Oleh: Helmi Junaidi
Sebenarnya, jika mereka yakin bahwa
alam itu diciptakan oleh Allah, niscaya mereka akan mengakui bahwa tidak ada
bukti yang lebih baik akan wujud sang pencipta selain hadirnya benda-benda yang
teratur dengan rapi. (Ibnu Rusyd)
Sekitar dua minggu yang lalu (tulisan ini saya buat tgl. 5-7 November 2002), sewaktu saya berjalan-jalan melihat pameran komputer di Graha Saba, kebetulan di luar gedung pameran ada orang yang berjualan buku-buku dan VCD. Di antaranya ada beberapa VCD dari Harun Yahya. Karena saya waktu itu hanya bermaksud berjalan-jalan, maka saya hanya membawa uang secukupnya saja, sekedar untuk nanti pulangnya bisa mampir ke warung makan siang. Rencananya saya besoknya saja balik lagi untuk membeli satu atau dua VCD. Sialnya, besoknya ternyata pedagangnya lagi tak jualan. Sebenarnya ada juga pedagang yang lainnya, tetapi koleksi yang dia punya tak cukup lengkap dan VCD yang saya cari agaknya sudah terjual. Besoknya mau balik lagi juga sudah malas. Jarak UGM dari tempat saya kan lumayan juga. Apalagi, cuaca mulai sering mendung saja. Jadi, terpaksa saya besoknya pergi ke warnet terdekat saja. Untunglah, ternyata koleksi di internet cukup lengkap juga walau memang hanya versi cetaknya saja. Tapi, yang penting saya bisa tahu juga pendapat Harun Yahya tentang evolusi dari karyanya yang asli. Perkara VCD-nya itu kan nanti bisa menyusul saja. Yang penting saya bisa tahu juga pendapatnya. Terlebih lagi, untuk yang versi bahasa Inggris buku-bukunya bisa di-download dengan gratis. Saya pindah hasil download ke disket dan sebagian saya print di rumah.
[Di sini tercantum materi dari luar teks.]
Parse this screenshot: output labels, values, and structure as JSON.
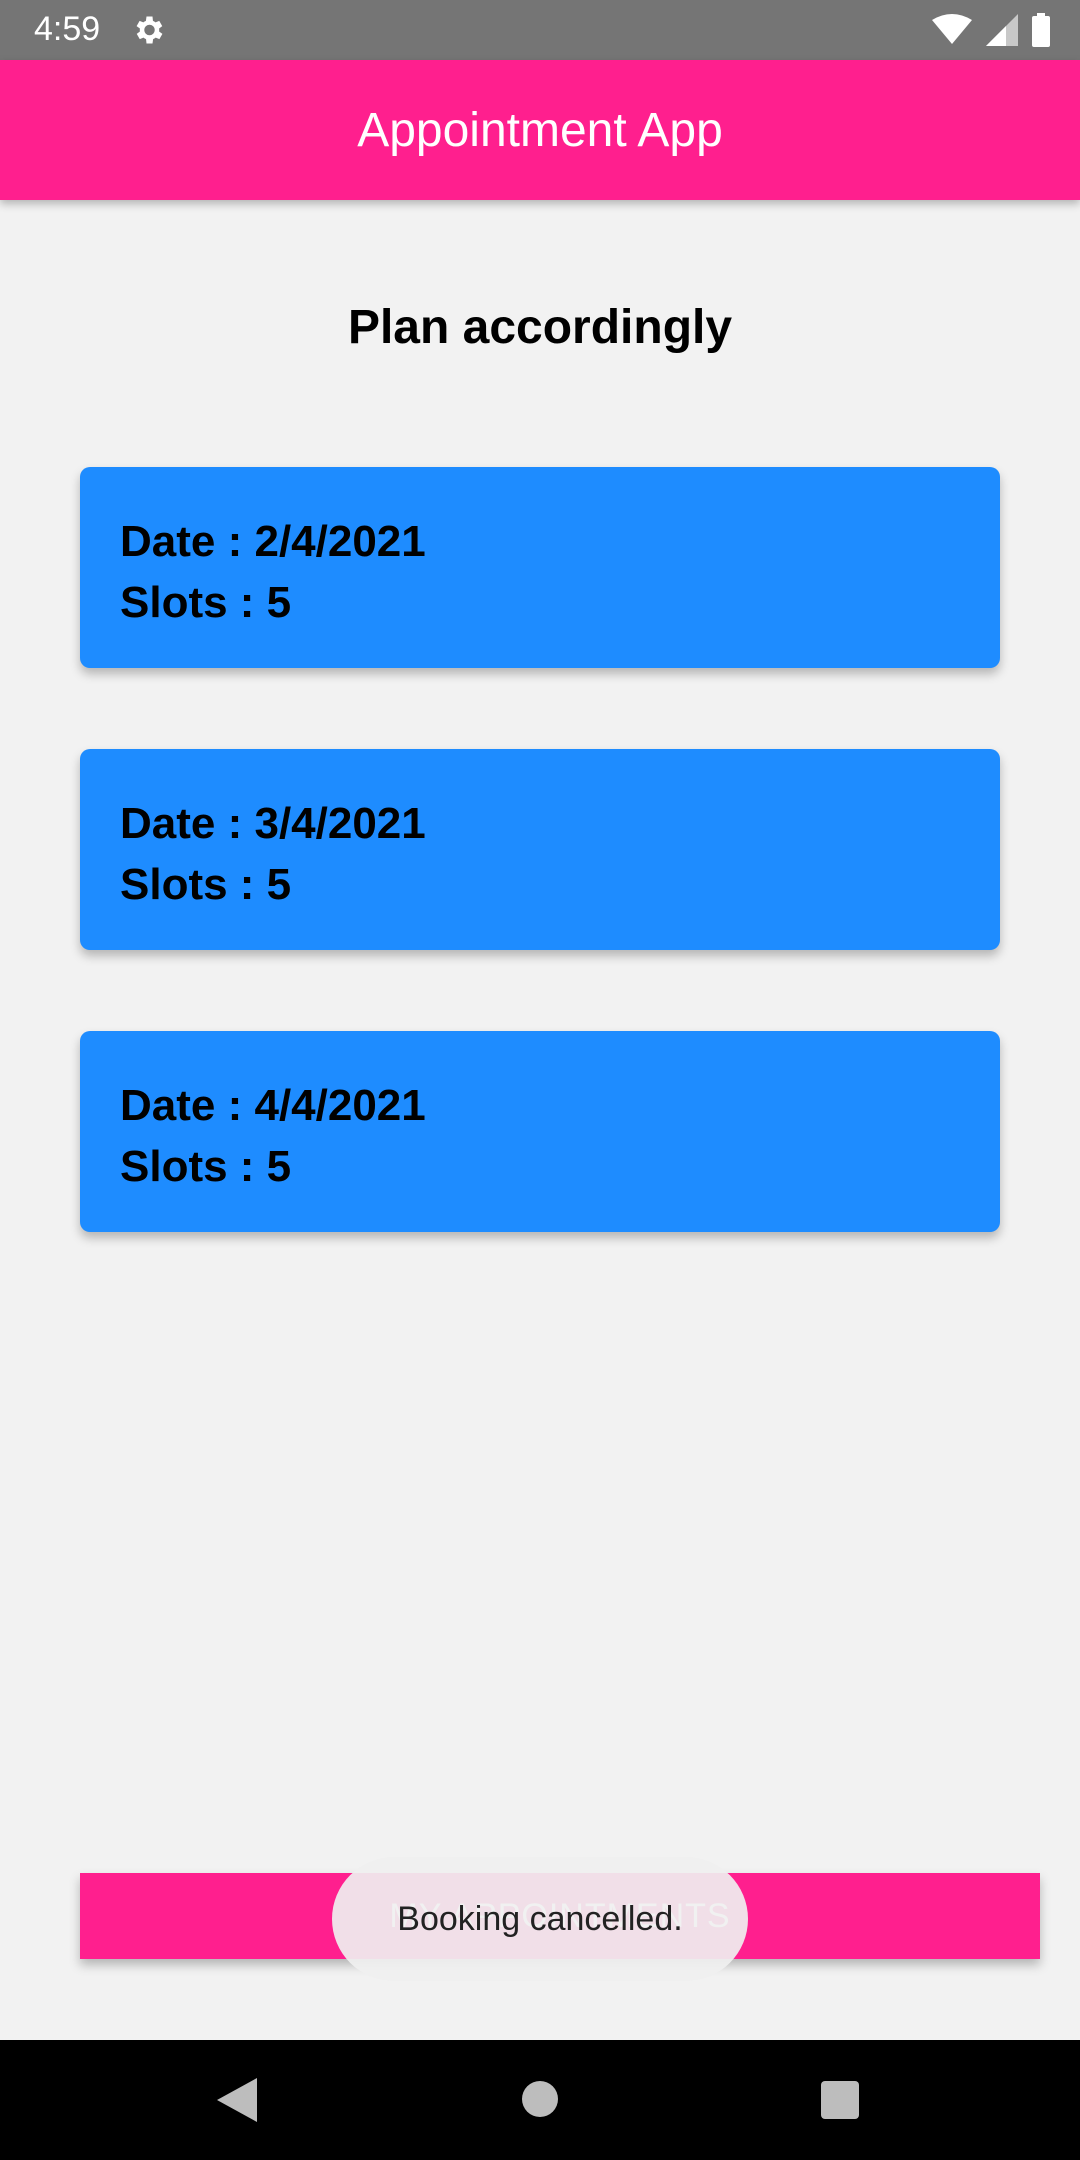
{
  "status_bar": {
    "time": "4:59",
    "icons": [
      "gear-icon",
      "wifi-icon",
      "signal-icon",
      "battery-icon"
    ]
  },
  "app_bar": {
    "title": "Appointment App"
  },
  "main": {
    "heading": "Plan accordingly",
    "cards": [
      {
        "date": "Date : 2/4/2021",
        "slots": "Slots : 5"
      },
      {
        "date": "Date : 3/4/2021",
        "slots": "Slots : 5"
      },
      {
        "date": "Date : 4/4/2021",
        "slots": "Slots : 5"
      }
    ]
  },
  "bottom_button": {
    "label": "MY APPOINTMENTS"
  },
  "toast": {
    "message": "Booking cancelled."
  },
  "nav_bar": {
    "icons": [
      "back-icon",
      "home-icon",
      "recents-icon"
    ]
  },
  "colors": {
    "accent": "#ff1f8e",
    "card": "#1e8cff",
    "background": "#f2f2f2",
    "status_bar": "#757575"
  }
}
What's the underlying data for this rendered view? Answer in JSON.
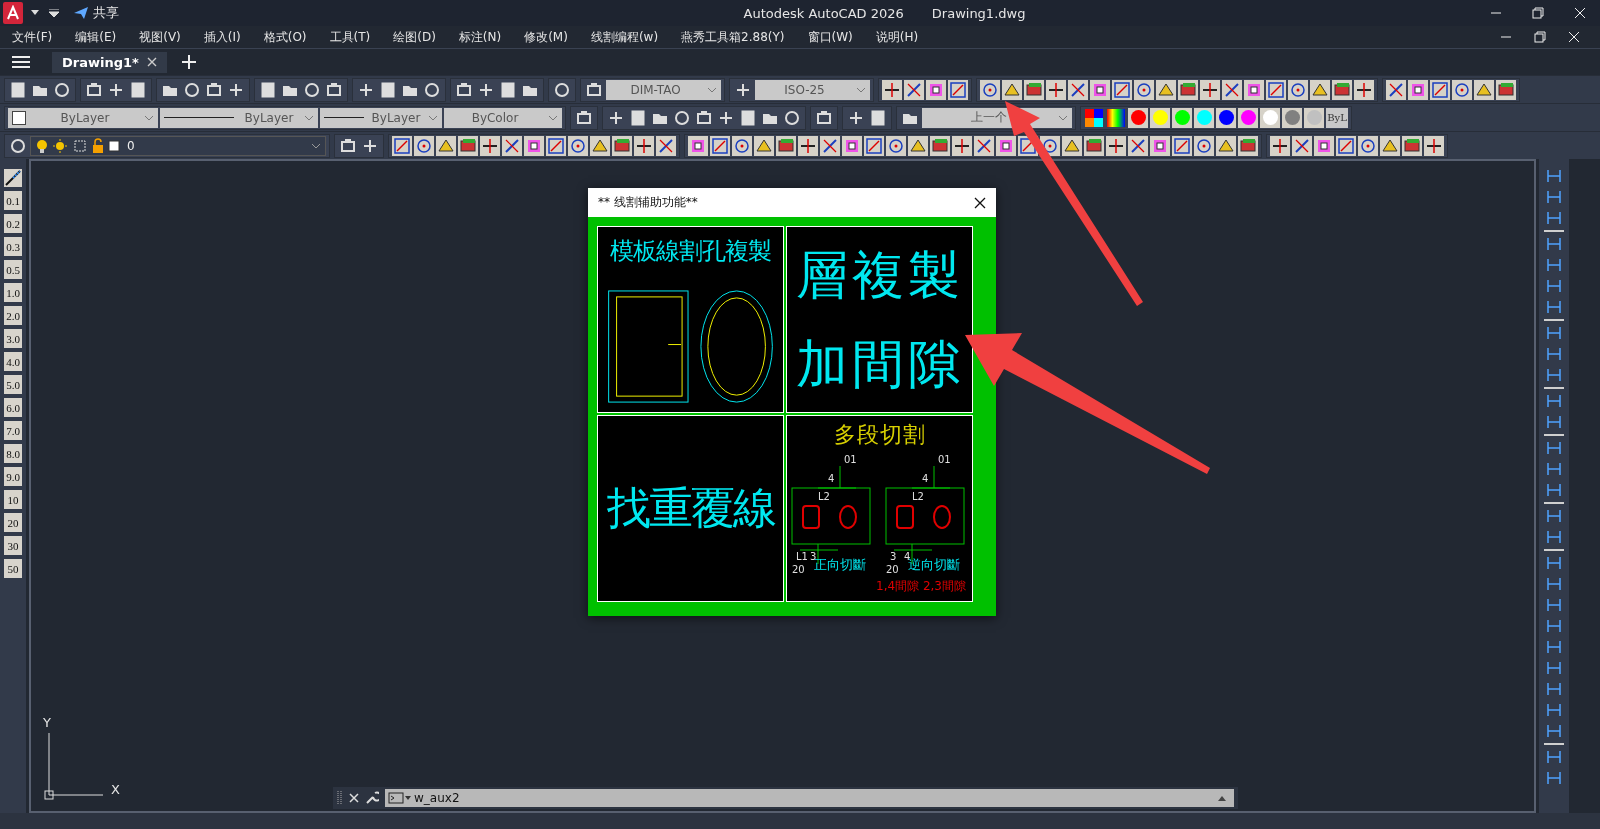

Sebenarnya sudah agak lama juga saya mendengar nama pena ini, tetapi memang baru setelah melihat beberapa keterangan pada sampul beberapa VCD tersebut, saya lalu ingin mempelajarinya lebih lanjut. Setelah saya kemudian membaca buku-buku tersebut, ternyata banyak sekali pendapat mereka yang agaknya terinspirasi oleh Henry Morris, pendiri ICR (Institute for Creation Research) yang mengembangkan ide “scientific creationism”. Dalam banyak hal pendapat mereka memang persis sama karena memang dikutip dari sana. Seperti masalah Archaeopteryx atau Australopitechus misalnya. Atau juga yang lainnya. Mungkin karena Harun Yahya ini merasa seide dengan mereka. Tetapi, sebenarnya pendapat-pendapat mereka itu sudah dibantah oleh para ilmuwan karena dasar-dasarnya memang sangat lemah. Ini antara lain bisa Anda lihat pada buku Darwinism Defended karya Michael Ruse, Bab 14, “Creationism Considered”. Ada di perpustakaan wilayah Yogya kalau ada yang mau lihat. Saya sempat baca juga di situs Harun Yahya bahwa pernah beberapa kali diadakan pertemuan di Istambul oleh mereka dan salah satu tokoh yang diundang adalah Henry Morris. Jadi, hubungan mereka memang cukup dekat juga. Maklumlah, satu aliran. Dan memang ada juga salah satu situs internet yang menjuluki Harun Yahya ini sebagai pelopor “Islamic Creationism”. Tentu, ini bukan berarti saya tak percaya dengan penciptaan. Saya percaya juga. Sayangnya, saya ini agaknya tak terlalu berminat dengan ide “scientific” mereka. Ogah, ah. Saya lebih suka yang scientific betulan saja.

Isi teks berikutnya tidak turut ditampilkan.